Work from the Hidden Crisis project was presented in the water theme in a session called ‘Overcoming rural water supply challenges’, which included contributions from academia and NGOs. It was recognised early in the session that point source water supplies, including hand pumped boreholes, serve the vast majority of people in rural SSA and are also growing at the fastest rate, and that this is likely to be the case for some time to come.
There were five presenters, four of these focussed on various aspects of point source water supplies in SSA, and a fifth presentation discussed piped water systems in rural Nepal. I presented work from our detailed analysis of hand pumped borehole functionality which forms the second phase of the Hidden Crisis project. My presentation focused on the some of the emerging findings to the influence of water levels, aquifer properties and pump materials on hand pumped borehole functionality in Ethiopia. Other contributions to the session included institutional aspects of rural water supply in Kenya by fellow UPGRo researchers from Oxford University; challenges of finance, governance and technology in Nepal by Oxfam; and, problems with supply chains in Ethiopia by CARE.
A panel discussion focussed on some key questions within the rural water supply sector, focusing on technology and the institutional context of rural water supply. Challenges with community management, user satisfaction, motivation and finance were also discussed. Gaps in the supporting environment were highlighted as crucial weak points in rural water systems, including high vacancy rates and low capacity in district water offices. Badly designed drilling contracts and lack of hydrogeological oversight were also discussed. Political will was highlighted as central to achieving higher success rates and long term sustainability in the rural water supply sector.

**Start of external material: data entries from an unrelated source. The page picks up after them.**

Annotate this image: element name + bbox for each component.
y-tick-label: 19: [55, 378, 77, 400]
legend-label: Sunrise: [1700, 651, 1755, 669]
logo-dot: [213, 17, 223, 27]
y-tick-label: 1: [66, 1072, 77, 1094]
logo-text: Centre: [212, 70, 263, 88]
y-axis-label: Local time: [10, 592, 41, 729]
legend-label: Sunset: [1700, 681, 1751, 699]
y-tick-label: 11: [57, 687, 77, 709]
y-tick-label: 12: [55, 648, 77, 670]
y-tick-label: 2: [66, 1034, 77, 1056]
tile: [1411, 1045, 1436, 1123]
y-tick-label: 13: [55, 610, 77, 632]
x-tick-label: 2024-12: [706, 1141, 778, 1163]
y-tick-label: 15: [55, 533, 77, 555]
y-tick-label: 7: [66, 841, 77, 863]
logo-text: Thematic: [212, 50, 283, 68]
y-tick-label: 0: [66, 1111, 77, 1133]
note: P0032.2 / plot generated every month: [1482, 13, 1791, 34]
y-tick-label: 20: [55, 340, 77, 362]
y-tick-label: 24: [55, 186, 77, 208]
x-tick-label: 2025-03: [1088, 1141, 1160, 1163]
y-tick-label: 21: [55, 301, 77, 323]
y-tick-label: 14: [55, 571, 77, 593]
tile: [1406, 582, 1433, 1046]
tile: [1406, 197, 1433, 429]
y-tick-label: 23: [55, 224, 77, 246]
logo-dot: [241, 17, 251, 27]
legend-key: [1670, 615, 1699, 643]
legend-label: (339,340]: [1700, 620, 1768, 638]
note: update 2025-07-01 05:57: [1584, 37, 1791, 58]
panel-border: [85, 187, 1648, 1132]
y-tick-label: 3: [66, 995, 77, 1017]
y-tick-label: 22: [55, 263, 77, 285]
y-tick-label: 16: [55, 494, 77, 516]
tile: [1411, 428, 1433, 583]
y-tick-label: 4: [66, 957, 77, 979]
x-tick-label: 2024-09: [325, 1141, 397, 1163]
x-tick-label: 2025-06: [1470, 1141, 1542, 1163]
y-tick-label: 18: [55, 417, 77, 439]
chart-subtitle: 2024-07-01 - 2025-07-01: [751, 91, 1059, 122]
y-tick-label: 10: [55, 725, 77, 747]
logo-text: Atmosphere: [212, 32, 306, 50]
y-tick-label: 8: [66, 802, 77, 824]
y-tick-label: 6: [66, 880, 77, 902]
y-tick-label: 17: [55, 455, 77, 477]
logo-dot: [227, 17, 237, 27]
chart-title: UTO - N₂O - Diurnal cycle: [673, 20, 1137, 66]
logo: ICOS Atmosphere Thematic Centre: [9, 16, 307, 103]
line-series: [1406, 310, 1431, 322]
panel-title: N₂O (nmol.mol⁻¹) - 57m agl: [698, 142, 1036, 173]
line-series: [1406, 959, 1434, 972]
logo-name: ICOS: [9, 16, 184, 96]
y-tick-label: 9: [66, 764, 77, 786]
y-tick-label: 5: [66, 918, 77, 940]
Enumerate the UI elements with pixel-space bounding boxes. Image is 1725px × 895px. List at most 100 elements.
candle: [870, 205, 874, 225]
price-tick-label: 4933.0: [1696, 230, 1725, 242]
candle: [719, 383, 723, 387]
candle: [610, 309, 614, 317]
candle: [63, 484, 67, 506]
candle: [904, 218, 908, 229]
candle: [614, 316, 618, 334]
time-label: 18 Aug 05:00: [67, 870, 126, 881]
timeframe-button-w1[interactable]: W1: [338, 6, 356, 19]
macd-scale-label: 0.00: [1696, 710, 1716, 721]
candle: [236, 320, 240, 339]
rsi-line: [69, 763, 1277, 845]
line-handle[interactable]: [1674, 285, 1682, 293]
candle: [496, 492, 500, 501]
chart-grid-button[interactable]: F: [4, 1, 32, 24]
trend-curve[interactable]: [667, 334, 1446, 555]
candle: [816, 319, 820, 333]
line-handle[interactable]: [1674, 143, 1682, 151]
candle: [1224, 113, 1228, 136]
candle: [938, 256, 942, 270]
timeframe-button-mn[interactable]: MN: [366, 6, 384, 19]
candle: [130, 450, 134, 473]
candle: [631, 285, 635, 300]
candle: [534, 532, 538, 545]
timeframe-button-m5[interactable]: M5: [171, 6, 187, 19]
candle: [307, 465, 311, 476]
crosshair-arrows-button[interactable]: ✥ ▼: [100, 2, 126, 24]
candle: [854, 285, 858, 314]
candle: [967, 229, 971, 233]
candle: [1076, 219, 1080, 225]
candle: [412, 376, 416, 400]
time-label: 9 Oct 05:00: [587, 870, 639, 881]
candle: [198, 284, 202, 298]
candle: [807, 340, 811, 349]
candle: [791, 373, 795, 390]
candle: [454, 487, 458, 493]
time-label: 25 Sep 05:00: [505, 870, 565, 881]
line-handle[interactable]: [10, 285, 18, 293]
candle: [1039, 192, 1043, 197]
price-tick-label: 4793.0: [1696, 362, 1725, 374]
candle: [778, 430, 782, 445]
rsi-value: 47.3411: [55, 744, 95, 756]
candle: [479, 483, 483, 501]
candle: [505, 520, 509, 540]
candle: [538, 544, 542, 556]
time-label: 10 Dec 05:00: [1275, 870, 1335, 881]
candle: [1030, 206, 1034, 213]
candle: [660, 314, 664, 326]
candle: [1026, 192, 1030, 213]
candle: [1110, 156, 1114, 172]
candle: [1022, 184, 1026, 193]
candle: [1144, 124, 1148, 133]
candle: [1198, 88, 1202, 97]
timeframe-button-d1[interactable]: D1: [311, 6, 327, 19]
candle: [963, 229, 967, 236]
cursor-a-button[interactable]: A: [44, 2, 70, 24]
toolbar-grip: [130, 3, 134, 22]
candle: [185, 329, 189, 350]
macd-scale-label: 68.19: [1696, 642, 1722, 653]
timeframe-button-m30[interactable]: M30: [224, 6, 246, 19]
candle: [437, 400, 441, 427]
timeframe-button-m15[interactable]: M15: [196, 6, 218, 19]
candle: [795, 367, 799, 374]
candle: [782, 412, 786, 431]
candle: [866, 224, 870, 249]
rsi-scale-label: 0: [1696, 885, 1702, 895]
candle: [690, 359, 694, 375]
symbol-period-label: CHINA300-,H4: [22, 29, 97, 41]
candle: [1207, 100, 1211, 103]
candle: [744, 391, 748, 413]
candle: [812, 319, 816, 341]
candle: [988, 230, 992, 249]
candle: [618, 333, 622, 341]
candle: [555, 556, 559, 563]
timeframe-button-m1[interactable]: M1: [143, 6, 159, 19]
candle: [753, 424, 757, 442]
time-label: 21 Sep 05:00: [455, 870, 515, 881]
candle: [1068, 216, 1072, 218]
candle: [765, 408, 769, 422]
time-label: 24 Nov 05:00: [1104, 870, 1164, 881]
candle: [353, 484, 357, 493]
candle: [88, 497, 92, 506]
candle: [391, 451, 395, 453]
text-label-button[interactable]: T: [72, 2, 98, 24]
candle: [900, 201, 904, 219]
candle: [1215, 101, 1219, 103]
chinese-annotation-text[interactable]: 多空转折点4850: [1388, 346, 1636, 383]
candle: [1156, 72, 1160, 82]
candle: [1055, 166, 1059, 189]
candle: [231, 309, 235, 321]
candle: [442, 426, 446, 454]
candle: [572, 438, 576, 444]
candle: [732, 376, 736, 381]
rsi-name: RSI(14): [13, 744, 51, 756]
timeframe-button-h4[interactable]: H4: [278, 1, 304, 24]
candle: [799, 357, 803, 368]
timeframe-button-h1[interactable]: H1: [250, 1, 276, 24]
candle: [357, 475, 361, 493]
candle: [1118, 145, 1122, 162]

The symposium provoked many interesting discussions on a range of topics relevant to Hidden Crisis, and UPGRo more broadly, and was an important audience for communicating the emerging findings from our research. The need to take a systems approach was central to the discussions and advocated as an innovative way of achieving universal access to safe and sustainable water, sanitation and hygiene. As the systems approach aims to understand the whole WASH system it may be a good opportunity for hydrogeologists, and technicians more generally, to engage more in the discussion around achievement of SDG6, as groundwater is often a key part of the WASH system.